Alexander von Zemlinsky
Two Movements for String Quintett d Minor (1894/96)
Robert Krampe
»...mein Saitenspiel« for two violins, two violas and violoncello (2010/11)
Felix Mendelssohn Bartholdy
String Quintett No. 2 B-Dur op. 87 (1845)
- Natalie Chee Violin
- Dylan Naylor Violin
- Öykü Canpolat Viola
- Martina Horesji-Kiefer Viola
- Ulrike Schäfer Violoncello
In 2010, a thirty-year-old composes a string quintet. It has four movements, following the First Viennese School, and it carries a title that harks back to Gustav Mahler, his tenth symphony and the trials of love (in Mahler’s case, the love for his wife Alma who cheated on him with Walter Gropius).

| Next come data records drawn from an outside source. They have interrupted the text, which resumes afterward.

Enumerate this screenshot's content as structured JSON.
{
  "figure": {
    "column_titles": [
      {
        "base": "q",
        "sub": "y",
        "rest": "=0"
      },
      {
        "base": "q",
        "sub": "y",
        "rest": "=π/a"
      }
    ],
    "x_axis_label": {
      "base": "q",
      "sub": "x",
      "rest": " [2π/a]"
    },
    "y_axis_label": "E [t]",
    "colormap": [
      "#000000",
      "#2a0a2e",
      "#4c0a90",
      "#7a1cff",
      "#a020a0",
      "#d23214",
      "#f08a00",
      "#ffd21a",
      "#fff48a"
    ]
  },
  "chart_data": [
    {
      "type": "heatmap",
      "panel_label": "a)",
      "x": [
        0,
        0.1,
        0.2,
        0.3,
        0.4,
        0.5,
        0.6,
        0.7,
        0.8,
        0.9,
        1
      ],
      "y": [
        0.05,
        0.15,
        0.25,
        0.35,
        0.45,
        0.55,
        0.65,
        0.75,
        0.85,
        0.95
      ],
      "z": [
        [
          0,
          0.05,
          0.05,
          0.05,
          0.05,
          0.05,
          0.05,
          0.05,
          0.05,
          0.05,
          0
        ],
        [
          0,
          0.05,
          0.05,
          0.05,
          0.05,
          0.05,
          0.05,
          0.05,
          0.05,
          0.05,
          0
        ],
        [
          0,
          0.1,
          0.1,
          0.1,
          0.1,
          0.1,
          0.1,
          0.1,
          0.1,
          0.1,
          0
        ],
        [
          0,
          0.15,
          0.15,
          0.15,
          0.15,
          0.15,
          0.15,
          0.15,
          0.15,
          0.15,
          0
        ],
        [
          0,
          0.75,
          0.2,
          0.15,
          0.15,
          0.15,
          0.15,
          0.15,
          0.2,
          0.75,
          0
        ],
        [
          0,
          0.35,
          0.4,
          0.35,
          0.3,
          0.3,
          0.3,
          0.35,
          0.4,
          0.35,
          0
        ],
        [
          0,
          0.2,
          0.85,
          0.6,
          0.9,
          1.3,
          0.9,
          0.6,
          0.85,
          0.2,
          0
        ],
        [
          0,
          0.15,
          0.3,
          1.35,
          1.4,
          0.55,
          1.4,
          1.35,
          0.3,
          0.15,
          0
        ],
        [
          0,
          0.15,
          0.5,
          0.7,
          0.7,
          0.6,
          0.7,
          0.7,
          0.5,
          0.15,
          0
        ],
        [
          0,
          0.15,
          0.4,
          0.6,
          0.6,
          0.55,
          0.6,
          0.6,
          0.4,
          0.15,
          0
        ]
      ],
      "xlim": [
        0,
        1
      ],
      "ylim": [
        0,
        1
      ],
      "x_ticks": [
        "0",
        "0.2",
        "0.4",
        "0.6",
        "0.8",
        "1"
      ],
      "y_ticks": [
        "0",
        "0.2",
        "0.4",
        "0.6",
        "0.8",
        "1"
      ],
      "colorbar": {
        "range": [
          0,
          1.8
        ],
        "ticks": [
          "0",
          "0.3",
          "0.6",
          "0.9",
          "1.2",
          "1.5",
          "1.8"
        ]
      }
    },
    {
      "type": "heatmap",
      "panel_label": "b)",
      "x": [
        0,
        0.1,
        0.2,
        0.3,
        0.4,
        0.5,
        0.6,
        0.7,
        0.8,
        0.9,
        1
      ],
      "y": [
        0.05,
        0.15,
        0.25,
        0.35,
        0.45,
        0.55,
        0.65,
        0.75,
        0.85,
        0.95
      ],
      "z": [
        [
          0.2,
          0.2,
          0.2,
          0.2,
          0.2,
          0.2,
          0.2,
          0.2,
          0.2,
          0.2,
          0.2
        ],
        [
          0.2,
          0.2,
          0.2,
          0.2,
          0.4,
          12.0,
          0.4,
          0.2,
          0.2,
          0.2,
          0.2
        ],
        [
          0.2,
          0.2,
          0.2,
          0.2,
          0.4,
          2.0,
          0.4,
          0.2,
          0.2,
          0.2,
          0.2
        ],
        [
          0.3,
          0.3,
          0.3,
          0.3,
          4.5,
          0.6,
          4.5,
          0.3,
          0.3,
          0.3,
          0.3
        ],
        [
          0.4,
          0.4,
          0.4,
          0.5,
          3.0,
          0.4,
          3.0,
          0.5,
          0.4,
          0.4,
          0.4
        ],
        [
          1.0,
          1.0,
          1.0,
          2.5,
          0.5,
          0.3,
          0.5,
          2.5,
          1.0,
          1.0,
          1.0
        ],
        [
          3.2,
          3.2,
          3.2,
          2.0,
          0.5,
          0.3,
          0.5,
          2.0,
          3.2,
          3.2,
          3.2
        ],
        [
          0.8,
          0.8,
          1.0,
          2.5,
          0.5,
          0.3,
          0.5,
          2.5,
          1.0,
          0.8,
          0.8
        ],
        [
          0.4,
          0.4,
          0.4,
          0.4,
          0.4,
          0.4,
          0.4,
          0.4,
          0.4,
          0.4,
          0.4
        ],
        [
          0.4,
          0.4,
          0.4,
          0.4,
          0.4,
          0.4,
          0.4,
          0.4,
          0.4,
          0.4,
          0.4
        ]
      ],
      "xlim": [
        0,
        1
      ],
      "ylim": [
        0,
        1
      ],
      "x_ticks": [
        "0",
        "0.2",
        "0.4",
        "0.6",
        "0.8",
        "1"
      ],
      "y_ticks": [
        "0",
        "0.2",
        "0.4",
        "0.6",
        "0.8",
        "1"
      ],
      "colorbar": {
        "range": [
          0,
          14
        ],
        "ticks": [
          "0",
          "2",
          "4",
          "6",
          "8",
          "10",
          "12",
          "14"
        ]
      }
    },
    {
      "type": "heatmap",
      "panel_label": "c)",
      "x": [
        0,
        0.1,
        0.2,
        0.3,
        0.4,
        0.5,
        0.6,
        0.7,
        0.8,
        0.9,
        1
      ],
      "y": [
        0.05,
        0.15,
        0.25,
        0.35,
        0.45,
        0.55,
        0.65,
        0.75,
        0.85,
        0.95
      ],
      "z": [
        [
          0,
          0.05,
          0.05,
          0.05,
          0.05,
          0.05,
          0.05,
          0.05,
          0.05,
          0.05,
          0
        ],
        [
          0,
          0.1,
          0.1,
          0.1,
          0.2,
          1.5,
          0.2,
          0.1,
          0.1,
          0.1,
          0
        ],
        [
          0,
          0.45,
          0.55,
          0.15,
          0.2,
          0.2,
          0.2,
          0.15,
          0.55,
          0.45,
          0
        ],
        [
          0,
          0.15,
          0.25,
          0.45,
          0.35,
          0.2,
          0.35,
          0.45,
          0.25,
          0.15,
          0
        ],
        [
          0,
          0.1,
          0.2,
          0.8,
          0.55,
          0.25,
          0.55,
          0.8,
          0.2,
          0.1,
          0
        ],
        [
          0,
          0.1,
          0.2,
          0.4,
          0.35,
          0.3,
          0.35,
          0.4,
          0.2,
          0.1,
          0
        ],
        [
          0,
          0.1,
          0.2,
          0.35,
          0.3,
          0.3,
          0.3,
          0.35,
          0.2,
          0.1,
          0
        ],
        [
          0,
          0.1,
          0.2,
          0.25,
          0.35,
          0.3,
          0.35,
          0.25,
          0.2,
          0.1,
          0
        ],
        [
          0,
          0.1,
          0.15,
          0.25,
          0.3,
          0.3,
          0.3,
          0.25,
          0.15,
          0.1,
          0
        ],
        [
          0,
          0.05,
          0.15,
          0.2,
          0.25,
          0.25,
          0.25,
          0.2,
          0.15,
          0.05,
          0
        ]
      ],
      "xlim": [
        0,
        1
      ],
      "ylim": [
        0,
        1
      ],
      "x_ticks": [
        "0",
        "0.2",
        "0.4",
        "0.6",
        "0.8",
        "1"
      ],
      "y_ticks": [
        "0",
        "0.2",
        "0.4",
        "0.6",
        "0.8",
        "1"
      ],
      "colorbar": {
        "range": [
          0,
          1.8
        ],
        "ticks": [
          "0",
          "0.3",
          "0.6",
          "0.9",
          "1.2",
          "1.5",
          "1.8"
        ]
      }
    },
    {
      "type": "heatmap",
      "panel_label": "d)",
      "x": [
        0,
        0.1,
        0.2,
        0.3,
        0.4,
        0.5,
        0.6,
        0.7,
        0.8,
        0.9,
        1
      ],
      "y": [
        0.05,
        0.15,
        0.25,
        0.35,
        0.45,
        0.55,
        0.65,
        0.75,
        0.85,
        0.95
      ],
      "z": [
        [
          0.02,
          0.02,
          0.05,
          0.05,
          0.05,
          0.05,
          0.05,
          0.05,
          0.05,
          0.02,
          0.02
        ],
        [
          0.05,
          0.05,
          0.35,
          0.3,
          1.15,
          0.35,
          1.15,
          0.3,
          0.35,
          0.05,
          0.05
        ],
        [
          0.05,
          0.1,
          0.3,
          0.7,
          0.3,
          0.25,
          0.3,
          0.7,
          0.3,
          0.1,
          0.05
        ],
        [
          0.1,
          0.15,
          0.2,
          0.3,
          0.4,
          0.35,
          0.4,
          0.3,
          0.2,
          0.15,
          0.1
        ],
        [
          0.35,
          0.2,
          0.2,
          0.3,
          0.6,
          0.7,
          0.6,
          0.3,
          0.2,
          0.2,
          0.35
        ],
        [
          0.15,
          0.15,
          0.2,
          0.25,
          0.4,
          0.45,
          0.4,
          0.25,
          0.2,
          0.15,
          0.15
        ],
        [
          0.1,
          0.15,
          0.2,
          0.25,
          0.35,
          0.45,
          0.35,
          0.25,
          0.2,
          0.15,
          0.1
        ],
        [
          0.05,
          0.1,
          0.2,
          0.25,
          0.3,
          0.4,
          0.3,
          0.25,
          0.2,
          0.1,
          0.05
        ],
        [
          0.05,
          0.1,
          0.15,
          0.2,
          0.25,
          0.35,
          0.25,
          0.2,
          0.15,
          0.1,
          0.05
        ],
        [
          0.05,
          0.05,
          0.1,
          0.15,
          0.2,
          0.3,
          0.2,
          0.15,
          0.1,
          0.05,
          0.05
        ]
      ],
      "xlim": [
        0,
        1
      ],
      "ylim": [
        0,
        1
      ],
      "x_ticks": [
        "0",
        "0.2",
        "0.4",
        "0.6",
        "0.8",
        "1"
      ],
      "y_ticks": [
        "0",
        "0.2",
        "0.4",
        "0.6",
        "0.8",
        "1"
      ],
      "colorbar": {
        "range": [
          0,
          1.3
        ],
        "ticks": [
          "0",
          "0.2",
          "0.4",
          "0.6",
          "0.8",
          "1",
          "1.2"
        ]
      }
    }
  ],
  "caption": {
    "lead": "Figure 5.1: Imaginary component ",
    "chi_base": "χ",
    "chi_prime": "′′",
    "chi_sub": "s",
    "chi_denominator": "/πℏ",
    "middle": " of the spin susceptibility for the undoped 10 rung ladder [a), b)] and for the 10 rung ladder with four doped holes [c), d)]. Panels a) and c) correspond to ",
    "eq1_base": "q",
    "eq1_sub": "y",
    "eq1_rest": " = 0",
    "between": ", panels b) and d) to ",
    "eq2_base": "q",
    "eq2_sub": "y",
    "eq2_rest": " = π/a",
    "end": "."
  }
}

This work is a tribute to grand traditions in music, a work whose focus lies much more on achieving a rich variety of colours than on pushing experimental boundaries – and a work that clearly shows the influence on Robert Krampe by his mentor, Hans Werner Henze.
Alexander von Zemlinsky, too, had fallen for Alma Schindler who at the time was said to be the most beautiful woman in Vienna. »I want you – with every atom of my feelings,« were the yearning words of the thirty-year-old Zemlinsky who soon became more than just Alma’s composition teacher, and who was later dropped by her, as were many men after him. Felix Mendelssohn Bartholdy’s second string quartet was written around the same time as his famous violin concerto and is one of the most significant contributions to this ensemble genre.